Störherd
In einigen Fällen insbesondere bei chronischen Erkrankungen kommt es vor, dass regulationsmedizinische Therapien wie Akupunktur oder Homöopathie nicht zum gewünschten Erfolg führen, obwohl auf den ersten Blick kein Grund erkennbar ist. Bei solchen Patienten kann ein Störherd vorliegen, z.B. eine alte Narbe oder ein chronischer Entzündungsherd, der den Krankheitsprozeß aufrecht erhält oder möglicherweise sogar auslöst.

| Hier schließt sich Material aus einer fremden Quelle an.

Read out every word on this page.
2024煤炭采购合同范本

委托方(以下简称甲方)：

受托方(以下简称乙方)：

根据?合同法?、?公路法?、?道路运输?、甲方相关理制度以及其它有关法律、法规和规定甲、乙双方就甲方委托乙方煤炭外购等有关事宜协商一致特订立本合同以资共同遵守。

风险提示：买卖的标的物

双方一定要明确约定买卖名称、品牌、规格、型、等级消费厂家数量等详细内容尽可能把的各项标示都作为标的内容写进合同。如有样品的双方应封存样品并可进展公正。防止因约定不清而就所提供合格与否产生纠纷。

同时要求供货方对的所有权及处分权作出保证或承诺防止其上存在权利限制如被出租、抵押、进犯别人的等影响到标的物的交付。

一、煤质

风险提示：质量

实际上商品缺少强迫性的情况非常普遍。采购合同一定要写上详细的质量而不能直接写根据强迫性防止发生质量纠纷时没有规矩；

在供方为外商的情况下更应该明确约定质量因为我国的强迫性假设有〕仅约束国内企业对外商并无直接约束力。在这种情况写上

Entdeckt wurde das Phänomen des Störherds durch den deutschen Arzt Ferdinand Huneke, der eine Patientin mit chronischen Schulterbeschwerden wegen einer alten, entzündeten Narbe am Unterschenkel mit Unterspritzen eines Lokalanästhetikums (lokal wirksames Betäubungsmittel) behandelte. Gleichzeitig mit der Therapie verschwanden die Schulterschmerzen der Patientin. In der Folgezeit suchte Huneke bei Patienten mit chronischen Beschwerden gezielt nach Narben und anderen chronischen Entzündungsprozessen und unterspritzte diese mit einem Lokalanästhetikum. Dabei konnten der Störherd und der Ort der Beschwerden weit voneinander entfernt liegen. Nicht jede Narbe ist jedoch ein Störfeld. Hatte ein Patient mehrere Narben, konnte es sehr aufwendig und für den Patienten schmerzhaft sein, alle Narben „auf Verdacht“ zu unterspritzen.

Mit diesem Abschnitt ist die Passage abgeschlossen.